Knowledge Elicitation & Geopolitical Reasoning Under Extreme Uncertainty with Bayesian Networks
In this workshop, we demonstrate how to elicit human knowledge for developing a high-dimensional computational model of an underlying problem domain in the form of a Bayesian network. This type of "Artificial Intelligence" allows us reason formally—and quantitatively, despite the absence of numerical data—about the given issue.
As our case study topic, we examine a hypothetical geopolitical scenario that has the characteristics of actual events, such as the sinking of the Russian submarine Kursk in 2000 and the search for the Argentinian submarine San Juan in 2018. More specifically, we reason about the (fictional) disappearance of an American attack submarine in the disputed waters of the South China Sea. Our objective is to determine where and when to launch a search and rescue effort, if at all, given the risk of a military conflict with China.
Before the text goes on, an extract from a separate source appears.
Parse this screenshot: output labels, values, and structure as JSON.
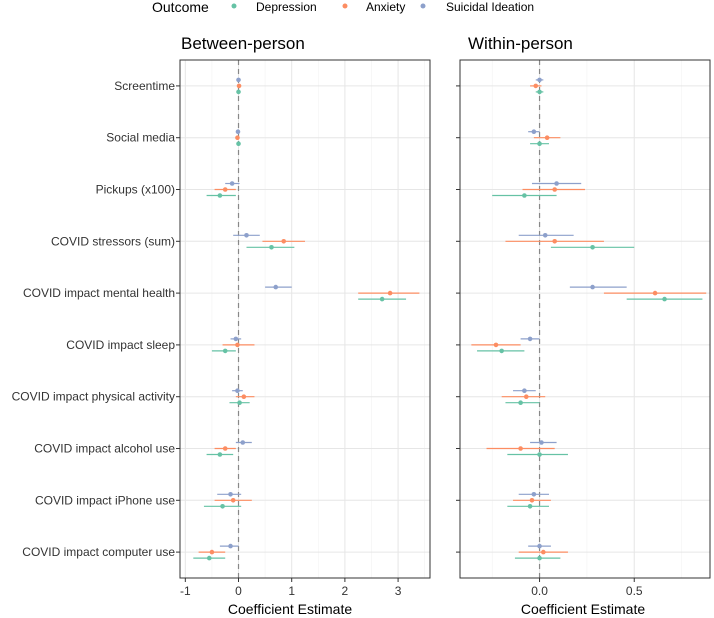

No Data = No Model = No Science?
In this day and age of "Big Data," we may be led to believe that truth can only be established from data, especially in the context of a scientific inquiry. This is a misconception. Even without data, humans do possess knowledge, qualitative or quantitative, tacit or explicit, about many aspects of the world. We believe that a useful amount of knowledge exists regarding the conflict under study. Also, there is one particular type of knowledge that data on its own can never yield, and that is causality. For that, we always have to rely on human expertise.
The Wisdom of Crowds
Although there may not be a single expert among our seminar participants who can fully comprehend all the complexities of our case study topic, there may be several individuals who are more or less knowledgeable about different aspects of the conflict. It is our objective to break down the overall problem into numerous simpler questions, which are perhaps more easily "knowable," at least to some.
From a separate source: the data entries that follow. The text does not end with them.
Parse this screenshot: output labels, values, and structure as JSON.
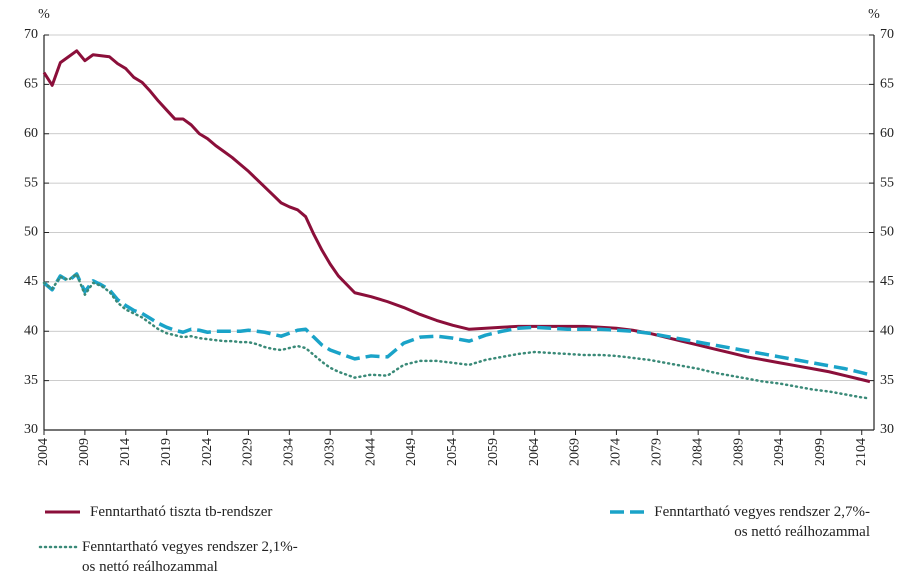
{
  "chart_data": {
    "type": "line",
    "y_label": "%",
    "y2_label": "%",
    "x": [
      2004,
      2005,
      2006,
      2007,
      2008,
      2009,
      2010,
      2011,
      2012,
      2013,
      2014,
      2015,
      2016,
      2017,
      2018,
      2019,
      2020,
      2021,
      2022,
      2023,
      2024,
      2025,
      2026,
      2027,
      2028,
      2029,
      2030,
      2031,
      2032,
      2033,
      2034,
      2035,
      2036,
      2037,
      2038,
      2039,
      2040,
      2042,
      2044,
      2046,
      2048,
      2050,
      2052,
      2054,
      2056,
      2058,
      2060,
      2062,
      2064,
      2066,
      2068,
      2070,
      2072,
      2074,
      2076,
      2078,
      2080,
      2082,
      2084,
      2086,
      2088,
      2090,
      2092,
      2094,
      2096,
      2098,
      2100,
      2102,
      2104,
      2105
    ],
    "series": [
      {
        "name": "Fenntartható tiszta tb-rendszer",
        "color": "#8b0f3a",
        "style": "solid",
        "values": [
          66.2,
          64.9,
          67.2,
          67.8,
          68.4,
          67.4,
          68.0,
          67.9,
          67.8,
          67.1,
          66.6,
          65.7,
          65.2,
          64.3,
          63.3,
          62.4,
          61.5,
          61.5,
          60.9,
          60.0,
          59.5,
          58.8,
          58.2,
          57.6,
          56.9,
          56.2,
          55.4,
          54.6,
          53.8,
          53.0,
          52.6,
          52.3,
          51.6,
          49.8,
          48.2,
          46.8,
          45.6,
          43.9,
          43.5,
          43.0,
          42.4,
          41.7,
          41.1,
          40.6,
          40.2,
          40.3,
          40.4,
          40.5,
          40.5,
          40.5,
          40.5,
          40.5,
          40.4,
          40.3,
          40.1,
          39.8,
          39.4,
          39.0,
          38.6,
          38.2,
          37.8,
          37.4,
          37.1,
          36.8,
          36.5,
          36.2,
          35.9,
          35.5,
          35.1,
          34.9
        ]
      },
      {
        "name": "Fenntartható vegyes rendszer 2,7%-os nettó reálhozammal",
        "color": "#1aa3c8",
        "style": "dashed",
        "values": [
          44.9,
          44.2,
          45.6,
          45.1,
          45.8,
          44.0,
          45.1,
          44.7,
          44.2,
          43.2,
          42.6,
          42.1,
          41.8,
          41.3,
          40.8,
          40.4,
          40.1,
          39.9,
          40.2,
          40.1,
          39.9,
          40.0,
          40.0,
          40.0,
          40.0,
          40.1,
          40.0,
          39.9,
          39.7,
          39.5,
          39.8,
          40.1,
          40.2,
          39.4,
          38.6,
          38.1,
          37.8,
          37.2,
          37.5,
          37.4,
          38.8,
          39.4,
          39.5,
          39.3,
          39.0,
          39.6,
          40.0,
          40.3,
          40.4,
          40.3,
          40.2,
          40.2,
          40.2,
          40.1,
          40.0,
          39.8,
          39.5,
          39.2,
          38.9,
          38.6,
          38.3,
          38.0,
          37.7,
          37.4,
          37.1,
          36.8,
          36.5,
          36.2,
          35.8,
          35.6
        ]
      },
      {
        "name": "Fenntartható vegyes rendszer 2,1%-os nettó reálhozammal",
        "color": "#3a8a78",
        "style": "dotted",
        "values": [
          44.9,
          44.3,
          45.5,
          45.2,
          45.8,
          43.7,
          44.9,
          44.6,
          44.0,
          42.9,
          42.2,
          41.8,
          41.4,
          40.8,
          40.2,
          39.8,
          39.6,
          39.4,
          39.5,
          39.3,
          39.2,
          39.1,
          39.0,
          39.0,
          38.9,
          38.9,
          38.7,
          38.4,
          38.2,
          38.1,
          38.3,
          38.5,
          38.3,
          37.6,
          36.9,
          36.3,
          35.9,
          35.3,
          35.6,
          35.5,
          36.6,
          37.0,
          37.0,
          36.8,
          36.6,
          37.1,
          37.4,
          37.7,
          37.9,
          37.8,
          37.7,
          37.6,
          37.6,
          37.5,
          37.3,
          37.1,
          36.8,
          36.5,
          36.2,
          35.8,
          35.5,
          35.2,
          34.9,
          34.7,
          34.4,
          34.1,
          33.9,
          33.6,
          33.3,
          33.2
        ]
      }
    ],
    "xlim": [
      2004,
      2105.5
    ],
    "xticks": [
      2004,
      2009,
      2014,
      2019,
      2024,
      2029,
      2034,
      2039,
      2044,
      2049,
      2054,
      2059,
      2064,
      2069,
      2074,
      2079,
      2084,
      2089,
      2094,
      2099,
      2104
    ],
    "ylim": [
      30,
      70
    ],
    "yticks": [
      30,
      35,
      40,
      45,
      50,
      55,
      60,
      65,
      70
    ],
    "y2lim": [
      30,
      70
    ],
    "y2ticks": [
      30,
      35,
      40,
      45,
      50,
      55,
      60,
      65,
      70
    ],
    "grid": true
  }
}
So, we are not looking for a single authoritative opinion. Rather, we are looking to collect and consolidate the full spectrum of thought, including causal relationships, from the seminar's participants. This is where the idea of the "wisdom of crowds" comes into play. We want attendees to provide their individual and independent assessments of different elements and relationships within the problem domain.
Knowledge Elicitation with the Bayesia Expert Knowledge Elicitation Environment
While the objective of collecting multiple opinions is straightforward, there are many technical and practical challenges in terms of implementing such a process. In the early days of the Cold War, the RAND Corporation proposed the so-called Delphi Method, which facilitated expert knowledge elicitation by iteratively querying stakeholders through a series of questionnaires that were distributed and collected by mail. After each round of questioning, the aggregated results were circulated for review and discussion, and all participating experts could further adjust their assessments based on the collective feedback. Needless to say, prior to the availability of electronic means of communication, such a process was tedious, bordering on the impractical.
Reinventing the Delphi Method
Today, we propose an entirely new, web-based approach, the Bayesia Expert Knowledge Elicitation Environment (BEKEE), which has the same objective as the original Delphi Method. In this seminar, we plan to use BEKEE for collecting the opinions of the participants in real-time from their own devices via a convenient web interface.
We shall see that systematically eliciting and encoding numerous pieces of (admittedly imperfect) knowledge into a Bayesian network can produce a remarkably useful approximation of the underlying domain, which provides us with a common framework for reasoning about policy options and evaluating their consequences.
Reasoning Under Uncertainty
Furthermore, by using a Bayesian network model, we can preserve all the uncertainty that exists in our collective knowledge and perform inference by consciously taking into account all the uncertainty. Thus, we manage to avoid two common and problematic extremes in reasoning, i.e., (i) suppressing uncertainty by calculating with the fake precision of single-point estimates, or (ii) being overwhelmed by uncertainty and abandoning quantitative reasoning altogether. A Bayesian network, however, can explicitly represent the uncertainty from the diversity of opinions captured via BEKEE.
On the basis of the newly-generated Bayesian network, we can use BayesiaLab to reason probabilistically about the implications of various hypothetical interventions and simulate the outcomes of different policies.